All this adds to the impression of a flailing regime faced with yet another existential challenge. The viciousness of its response against those chanting anti-regime or pro-Reza Pahalvi slogans has to some extent been facilitated by Israeli and American provocations.
The last Shah’s US-based son is known as effectively an Israeli agent. The extent of his support within Iran is uncertain, but is nowhere close to a majority. His current prominence is partly due to the lack of leadership among Iranian opposition forces, but arguably owes much more to an Israeli influence operation that, according to Haaretz, was launched in 2023 but weaponised last year ahead of the Israeli-US air war against Iran in June. An Iranian analyst has been quoted as saying, “The monarchist slogan is not a declaration of love for Pahlavi; it is a declaration of disgust” for the regime. That makes sense.
Western analyses of the crisis invariably fail to note that tyranny did not suddenly descend on the nation in 1979. Rather, it was ensconced in the wake of an Anglo-American regime change operation in 1953 that put paid to democracy and restored Mohammad Reza Pahlavi to the Peacock Throne after he had fled abroad. The consequence was monarchical absolutism — which included close collaboration with Israel on various fronts, not least between the intelligence agencies Savak and Mossad. More surprisingly, Israeli-Iranian links persisted beyond 1979, with weapons purchased from Israel helping Iran to stave off the Iraqi aggression initially backed by much of the Arab world.
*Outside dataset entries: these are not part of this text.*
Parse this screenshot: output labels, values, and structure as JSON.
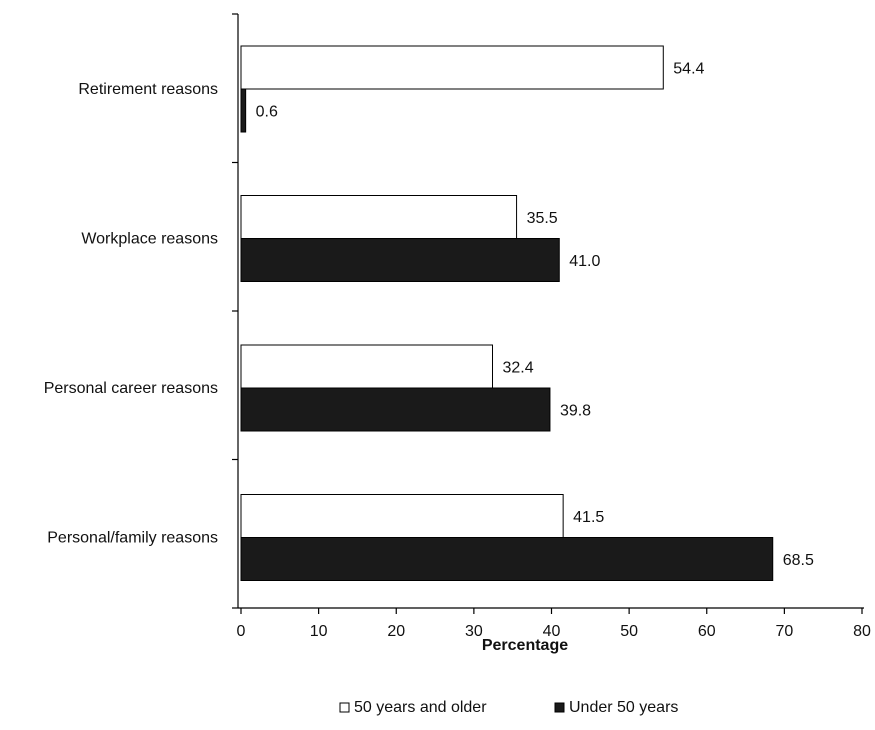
{
  "chart_data": {
    "type": "bar",
    "orientation": "horizontal",
    "categories": [
      "Retirement reasons",
      "Workplace reasons",
      "Personal career reasons",
      "Personal/family reasons"
    ],
    "series": [
      {
        "name": "50 years and older",
        "values": [
          54.4,
          35.5,
          32.4,
          41.5
        ],
        "color": "#ffffff"
      },
      {
        "name": "Under 50 years",
        "values": [
          0.6,
          41.0,
          39.8,
          68.5
        ],
        "color": "#1a1a1a"
      }
    ],
    "data_labels": [
      [
        "54.4",
        "35.5",
        "32.4",
        "41.5"
      ],
      [
        "0.6",
        "41.0",
        "39.8",
        "68.5"
      ]
    ],
    "xlabel": "Percentage",
    "ylabel": "",
    "title": "",
    "xlim": [
      0,
      80
    ],
    "xticks": [
      0,
      10,
      20,
      30,
      40,
      50,
      60,
      70,
      80
    ],
    "grid": false,
    "legend_position": "bottom"
  }
}
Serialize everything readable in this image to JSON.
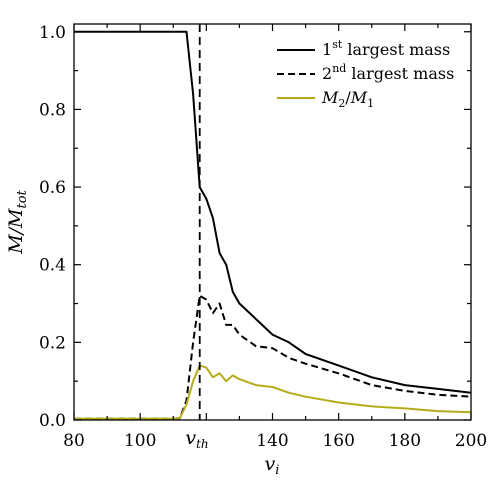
{
  "chart_data": {
    "type": "line",
    "xlabel": "v_i",
    "ylabel": "M/M_tot",
    "xlim": [
      80,
      200
    ],
    "ylim": [
      0,
      1.02
    ],
    "xticks": [
      80,
      100,
      140,
      160,
      180,
      200
    ],
    "yticks": [
      0.0,
      0.2,
      0.4,
      0.6,
      0.8,
      1.0
    ],
    "xtick_labels": [
      "80",
      "100",
      "140",
      "160",
      "180",
      "200"
    ],
    "ytick_labels": [
      "0.0",
      "0.2",
      "0.4",
      "0.6",
      "0.8",
      "1.0"
    ],
    "vline": {
      "x": 118,
      "label": "v_th",
      "style": "dashed"
    },
    "legend_position": "top-right",
    "grid": false,
    "series": [
      {
        "name_parts": [
          "1",
          "st",
          " largest mass"
        ],
        "style": "solid",
        "color": "#000000",
        "x": [
          80,
          90,
          100,
          110,
          112,
          114,
          116,
          118,
          120,
          122,
          124,
          126,
          128,
          130,
          135,
          140,
          145,
          150,
          160,
          170,
          180,
          190,
          200
        ],
        "y": [
          1.0,
          1.0,
          1.0,
          1.0,
          1.0,
          1.0,
          0.84,
          0.6,
          0.57,
          0.52,
          0.43,
          0.4,
          0.33,
          0.3,
          0.26,
          0.22,
          0.2,
          0.17,
          0.14,
          0.11,
          0.09,
          0.08,
          0.07
        ]
      },
      {
        "name_parts": [
          "2",
          "nd",
          " largest mass"
        ],
        "style": "dashed",
        "color": "#000000",
        "x": [
          80,
          90,
          100,
          110,
          112,
          114,
          116,
          118,
          120,
          122,
          124,
          126,
          128,
          130,
          135,
          140,
          145,
          150,
          160,
          170,
          180,
          190,
          200
        ],
        "y": [
          0.003,
          0.003,
          0.003,
          0.003,
          0.005,
          0.05,
          0.2,
          0.32,
          0.31,
          0.275,
          0.3,
          0.245,
          0.245,
          0.22,
          0.19,
          0.185,
          0.16,
          0.145,
          0.12,
          0.09,
          0.075,
          0.065,
          0.06
        ]
      },
      {
        "name_parts": [
          "M",
          "2",
          "/",
          "M",
          "1"
        ],
        "style": "solid",
        "color": "#b5ac1c",
        "x": [
          80,
          90,
          100,
          110,
          112,
          114,
          116,
          118,
          120,
          122,
          124,
          126,
          128,
          130,
          135,
          140,
          145,
          150,
          160,
          170,
          180,
          190,
          200
        ],
        "y": [
          0.003,
          0.003,
          0.003,
          0.003,
          0.005,
          0.04,
          0.1,
          0.14,
          0.135,
          0.11,
          0.12,
          0.1,
          0.115,
          0.105,
          0.09,
          0.085,
          0.07,
          0.06,
          0.045,
          0.035,
          0.03,
          0.023,
          0.02
        ]
      }
    ]
  }
}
As Trita Parsi writes in Treacherous Alliance, it wasn’t until the 1990s that the relationship irreparably fell apart, and the Israeli leadership began to perceive Iran as its biggest regional enemy rather than as a natural non-Arab ally.
After many years of failing to persuade the US to jointly assault Iran, Israel last June launched an attack that included targeted assassinations of the military hierarchy. Donald Trump chipped in with a previously unused variety of bunker-buster bombs, subsequently claiming to have obliterated Iran’s nuclear facilities while also alleging to have brought peace. If the regime survives, it will double down on manufacturing a deterrent.
The US president threatened more violence if Tehran killed protesters, but might have had second thoughts. He’s thrilled with the kidnapping in Caracas and on Monday reposted a meme describing him as the acting president of Venezuela, notwithstanding the State Department’s advice to US citizens in that country to lie low or get out of there. A strategy that not quite succeeded in Venezuela can hardly be replicated in a very different country with more than three times the population.
The crocodile tears in this instance of those who have been applauding the Gaza genocide are not just worthless but obnoxious. The Iranians who have been venting their rage by night undoubtedly deserve a brighter tomorrow, but any dawn engineered by the US and Israel will entail bitter sorrow. Any enduring solution would involve rejecting international intervention as well as the regime.